One of the many doubtful activities of my youth was making films. I started doing this at age 11, and by the time I was a teenager, my buddy Jerry Rebold and I had already constructed a sound system that occasionally worked with our wind-up, 16mm camera.
In 1967, while in grad school, fellow student Bob O’Connell, Jerry Rebold and I made a half-hour film entitled “The Teenage Monster Blob from Outer Space, Which I Was.” This parody of 1950s sci-fi films starred six pounds of Play-Doh.

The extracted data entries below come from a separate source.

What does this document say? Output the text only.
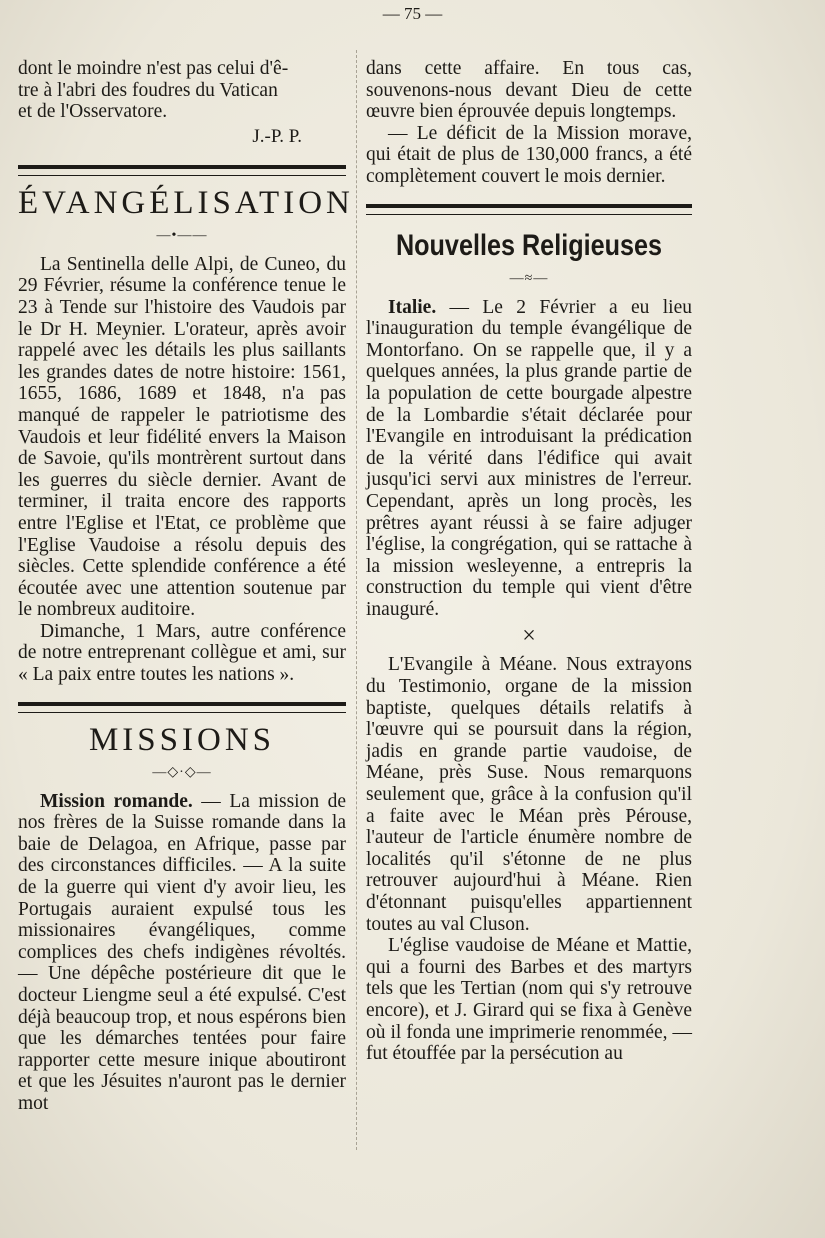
— 75 —

dont le moindre n'est pas celui d'ê-
tre à l'abri des foudres du Vatican
et de l'Osservatore.

J.-P. P.

ÉVANGÉLISATION
—•——

La Sentinella delle Alpi, de Cuneo, du 29 Février, résume la conférence tenue le 23 à Tende sur l'histoire des Vaudois par le Dr H. Meynier. L'orateur, après avoir rappelé avec les détails les plus saillants les grandes dates de notre histoire: 1561, 1655, 1686, 1689 et 1848, n'a pas manqué de rappeler le patriotisme des Vaudois et leur fidélité envers la Maison de Savoie, qu'ils montrèrent surtout dans les guerres du siècle dernier. Avant de terminer, il traita encore des rapports entre l'Eglise et l'Etat, ce problème que l'Eglise Vaudoise a résolu depuis des siècles. Cette splendide conférence a été écoutée avec une attention soutenue par le nombreux auditoire.

Dimanche, 1 Mars, autre conférence de notre entreprenant collègue et ami, sur « La paix entre toutes les nations ».

MISSIONS
—◇·◇—

Mission romande. — La mission de nos frères de la Suisse romande dans la baie de Delagoa, en Afrique, passe par des circonstances difficiles. — A la suite de la guerre qui vient d'y avoir lieu, les Portugais auraient expulsé tous les missionaires évangéliques, comme complices des chefs indigènes révoltés. — Une dépêche postérieure dit que le docteur Liengme seul a été expulsé. C'est déjà beaucoup trop, et nous espérons bien que les démarches tentées pour faire rapporter cette mesure inique aboutiront et que les Jésuites n'auront pas le dernier mot

dans cette affaire. En tous cas, souvenons-nous devant Dieu de cette œuvre bien éprouvée depuis longtemps.

— Le déficit de la Mission morave, qui était de plus de 130,000 francs, a été complètement couvert le mois dernier.

Nouvelles Religieuses
—≈—

Italie. — Le 2 Février a eu lieu l'inauguration du temple évangélique de Montorfano. On se rappelle que, il y a quelques années, la plus grande partie de la population de cette bourgade alpestre de la Lombardie s'était déclarée pour l'Evangile en introduisant la prédication de la vérité dans l'édifice qui avait jusqu'ici servi aux ministres de l'erreur. Cependant, après un long procès, les prêtres ayant réussi à se faire adjuger l'église, la congrégation, qui se rattache à la mission wesleyenne, a entrepris la construction du temple qui vient d'être inauguré.

×

L'Evangile à Méane. Nous extrayons du Testimonio, organe de la mission baptiste, quelques détails relatifs à l'œuvre qui se poursuit dans la région, jadis en grande partie vaudoise, de Méane, près Suse. Nous remarquons seulement que, grâce à la confusion qu'il a faite avec le Méan près Pérouse, l'auteur de l'article énumère nombre de localités qu'il s'étonne de ne plus retrouver aujourd'hui à Méane. Rien d'étonnant puisqu'elles appartiennent toutes au val Cluson.

L'église vaudoise de Méane et Mattie, qui a fourni des Barbes et des martyrs tels que les Tertian (nom qui s'y retrouve encore), et J. Girard qui se fixa à Genève où il fonda une imprimerie renommée, — fut étouffée par la persécution au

The film bombed. It was, as O’Connell called it, “a turkey.” This disgusting failure prompted us to change our cinematic strategy in two ways: (1) our next film was just going to be a trailer, rather than a complete film – that way we could save money and just put in the good parts, and (2) if we were making turkeys, why not make a REAL turkey?
Ergo, this short “preview” film, shot mostly at Caltech and at that school’s Owens Valley Radio Observatory. Observant viewers will note then-department chair Jesse Greenstein in the role of Walter Cronkite, and a few other astronomers too (including yours truly).
“The Teenage Monster Blob” eventually became more popular. Too late.